This is a nice guy. His name is Harry Potter and he resides in Florida. He'll actually talk to the kids who've convinced their parents to call him up. It's too cute.
For those of you who'd like a few more answer's about the fictional Harry Potter.
Since I finished those books I went back to my Earth's Children series. I'm in the 5th book which is the last one Jean Auel wrote. Supposedly she's working on the next one, she figures there'll be 7 in all. I'm liking them even though she can get a bit wordy in her descriptions of the land and all it provides.
After I'm done with that I'm going back to reread Robert R. McCammon's
Swan Song. I absolutely love this book and have read it a good many times. It's been several years since I did though and I've been thinking about doing it again for close to a year now. If you love a good looonnnggg book this is the one for you. It has several stories that are being told at once and he does a great job of doing it and then they all converge together near the end and he does an even better job of doing that. Love McCammon's work.

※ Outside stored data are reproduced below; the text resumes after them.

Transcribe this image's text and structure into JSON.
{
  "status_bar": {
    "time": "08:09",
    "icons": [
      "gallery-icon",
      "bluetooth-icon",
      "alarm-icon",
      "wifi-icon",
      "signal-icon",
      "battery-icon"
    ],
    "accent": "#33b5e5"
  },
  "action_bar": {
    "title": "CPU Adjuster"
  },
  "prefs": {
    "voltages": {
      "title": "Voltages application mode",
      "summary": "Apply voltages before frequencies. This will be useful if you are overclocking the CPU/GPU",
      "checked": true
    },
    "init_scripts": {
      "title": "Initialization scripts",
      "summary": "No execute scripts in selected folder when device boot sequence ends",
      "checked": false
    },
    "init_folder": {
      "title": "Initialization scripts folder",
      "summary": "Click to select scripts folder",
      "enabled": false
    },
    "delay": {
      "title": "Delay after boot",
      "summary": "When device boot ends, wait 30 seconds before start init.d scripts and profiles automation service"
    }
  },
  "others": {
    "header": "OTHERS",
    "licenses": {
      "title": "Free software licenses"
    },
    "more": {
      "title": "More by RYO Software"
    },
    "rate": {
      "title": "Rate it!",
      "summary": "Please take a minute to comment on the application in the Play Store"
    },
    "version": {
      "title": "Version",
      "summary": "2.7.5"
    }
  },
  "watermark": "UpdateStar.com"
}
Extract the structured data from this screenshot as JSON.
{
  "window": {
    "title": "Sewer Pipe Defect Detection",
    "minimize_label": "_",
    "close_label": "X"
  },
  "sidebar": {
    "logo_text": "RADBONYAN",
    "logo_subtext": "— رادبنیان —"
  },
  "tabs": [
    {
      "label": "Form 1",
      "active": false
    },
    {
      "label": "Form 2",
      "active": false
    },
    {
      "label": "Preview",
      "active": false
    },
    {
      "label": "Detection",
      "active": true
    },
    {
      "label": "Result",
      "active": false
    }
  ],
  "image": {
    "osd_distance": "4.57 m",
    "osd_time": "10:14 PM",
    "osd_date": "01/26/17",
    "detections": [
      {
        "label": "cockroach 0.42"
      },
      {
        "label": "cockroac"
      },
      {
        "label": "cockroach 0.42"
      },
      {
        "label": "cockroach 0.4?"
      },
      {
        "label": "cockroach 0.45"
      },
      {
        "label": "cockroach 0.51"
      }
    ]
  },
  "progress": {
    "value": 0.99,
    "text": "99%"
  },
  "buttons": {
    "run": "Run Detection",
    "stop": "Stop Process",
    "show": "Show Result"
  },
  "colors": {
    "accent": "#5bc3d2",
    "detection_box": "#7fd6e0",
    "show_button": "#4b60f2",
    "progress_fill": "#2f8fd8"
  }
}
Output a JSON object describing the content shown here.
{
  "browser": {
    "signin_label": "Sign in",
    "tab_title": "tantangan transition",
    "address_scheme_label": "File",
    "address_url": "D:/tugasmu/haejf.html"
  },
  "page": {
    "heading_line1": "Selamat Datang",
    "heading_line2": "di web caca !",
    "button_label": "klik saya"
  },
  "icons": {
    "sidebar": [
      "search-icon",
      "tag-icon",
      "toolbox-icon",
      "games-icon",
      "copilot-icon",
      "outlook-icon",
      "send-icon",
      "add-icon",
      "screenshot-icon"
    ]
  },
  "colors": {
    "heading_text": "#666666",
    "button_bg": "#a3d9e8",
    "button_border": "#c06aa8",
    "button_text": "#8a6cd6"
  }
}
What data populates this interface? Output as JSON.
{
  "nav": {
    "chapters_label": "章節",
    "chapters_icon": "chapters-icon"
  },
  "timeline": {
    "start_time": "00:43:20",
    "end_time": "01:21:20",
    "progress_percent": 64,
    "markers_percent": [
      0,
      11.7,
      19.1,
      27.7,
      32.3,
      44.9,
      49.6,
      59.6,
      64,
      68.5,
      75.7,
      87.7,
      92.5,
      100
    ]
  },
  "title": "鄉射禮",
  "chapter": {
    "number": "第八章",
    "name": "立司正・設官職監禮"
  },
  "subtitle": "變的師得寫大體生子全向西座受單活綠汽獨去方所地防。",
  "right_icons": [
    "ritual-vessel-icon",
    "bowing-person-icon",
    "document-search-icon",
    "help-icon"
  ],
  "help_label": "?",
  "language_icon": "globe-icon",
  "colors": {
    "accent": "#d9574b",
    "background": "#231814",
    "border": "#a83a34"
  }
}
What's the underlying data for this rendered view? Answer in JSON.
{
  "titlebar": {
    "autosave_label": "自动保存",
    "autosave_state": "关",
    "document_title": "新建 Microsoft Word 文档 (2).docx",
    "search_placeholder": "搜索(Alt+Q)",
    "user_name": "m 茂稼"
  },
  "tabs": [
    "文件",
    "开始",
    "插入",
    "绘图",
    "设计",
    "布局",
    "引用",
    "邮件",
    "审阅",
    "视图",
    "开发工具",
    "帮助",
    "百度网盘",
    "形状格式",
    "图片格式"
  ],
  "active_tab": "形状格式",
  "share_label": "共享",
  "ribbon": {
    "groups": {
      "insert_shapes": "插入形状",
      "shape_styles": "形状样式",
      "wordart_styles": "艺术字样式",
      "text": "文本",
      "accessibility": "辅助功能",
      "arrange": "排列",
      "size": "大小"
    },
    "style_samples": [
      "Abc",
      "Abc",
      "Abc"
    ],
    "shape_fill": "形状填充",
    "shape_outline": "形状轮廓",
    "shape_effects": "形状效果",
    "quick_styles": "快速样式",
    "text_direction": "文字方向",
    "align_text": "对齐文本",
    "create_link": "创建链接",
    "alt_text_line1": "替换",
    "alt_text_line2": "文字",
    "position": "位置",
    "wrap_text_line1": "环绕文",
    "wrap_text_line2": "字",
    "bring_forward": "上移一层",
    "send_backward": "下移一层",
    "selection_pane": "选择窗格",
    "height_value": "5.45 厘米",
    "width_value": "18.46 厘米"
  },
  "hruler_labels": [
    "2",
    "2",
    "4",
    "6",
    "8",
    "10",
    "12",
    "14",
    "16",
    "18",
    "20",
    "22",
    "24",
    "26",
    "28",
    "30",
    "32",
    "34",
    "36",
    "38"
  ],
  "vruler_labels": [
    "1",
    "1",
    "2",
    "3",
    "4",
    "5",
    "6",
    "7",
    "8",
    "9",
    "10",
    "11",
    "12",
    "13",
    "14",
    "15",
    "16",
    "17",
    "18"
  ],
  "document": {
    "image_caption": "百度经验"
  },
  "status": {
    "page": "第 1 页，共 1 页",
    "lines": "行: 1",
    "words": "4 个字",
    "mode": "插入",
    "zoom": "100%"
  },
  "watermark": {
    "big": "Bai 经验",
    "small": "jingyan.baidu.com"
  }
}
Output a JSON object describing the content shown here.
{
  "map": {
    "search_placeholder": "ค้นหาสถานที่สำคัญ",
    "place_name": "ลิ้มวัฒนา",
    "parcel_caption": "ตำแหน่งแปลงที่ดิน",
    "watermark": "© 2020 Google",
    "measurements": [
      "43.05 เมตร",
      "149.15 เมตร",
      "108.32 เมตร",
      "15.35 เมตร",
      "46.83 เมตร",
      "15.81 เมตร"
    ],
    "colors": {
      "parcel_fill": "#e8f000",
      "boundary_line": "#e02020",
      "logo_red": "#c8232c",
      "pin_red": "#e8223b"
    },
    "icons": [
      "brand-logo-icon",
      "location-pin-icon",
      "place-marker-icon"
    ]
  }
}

Well, I was gonna write more but my food just got here so I'm gonna go ahead and hit publish and go eat.
Media quote of the day, well not so much a quote as the synopsis from the dust jacket:
On the edge of a barren Kansas landscape, an ex-wrestler called Black Frankenstein hears the cry..."Protect the Child!"---In the wasteland of New York City, a bag lady clutches a strange glass ring and feels magic coursing through her---Within an Idaho mountain, a survivalist compound lies in ruins, and a young boy learns how to kill.
In a wasteland born of nuclear rage, in a world of mutant animals and marauding armies, the last people on earth are now the first. Three bands of survivors journey toward destiny---drawn into the final struggle between annihilation and life!
They have survived the unsurvivable. Now the ultimate terror begins
2 comments:
Swan Song sounds like a book that I might like; I will have to look for it soon and give it a whirl. Always looking for new things to read.
I absolutely love this book. I've read it enough times that I can skip a few places here and there and not feel like I've missed anything. It is a really long book though as I mentioned. It's 956 pages long (in paperback), but so worth it.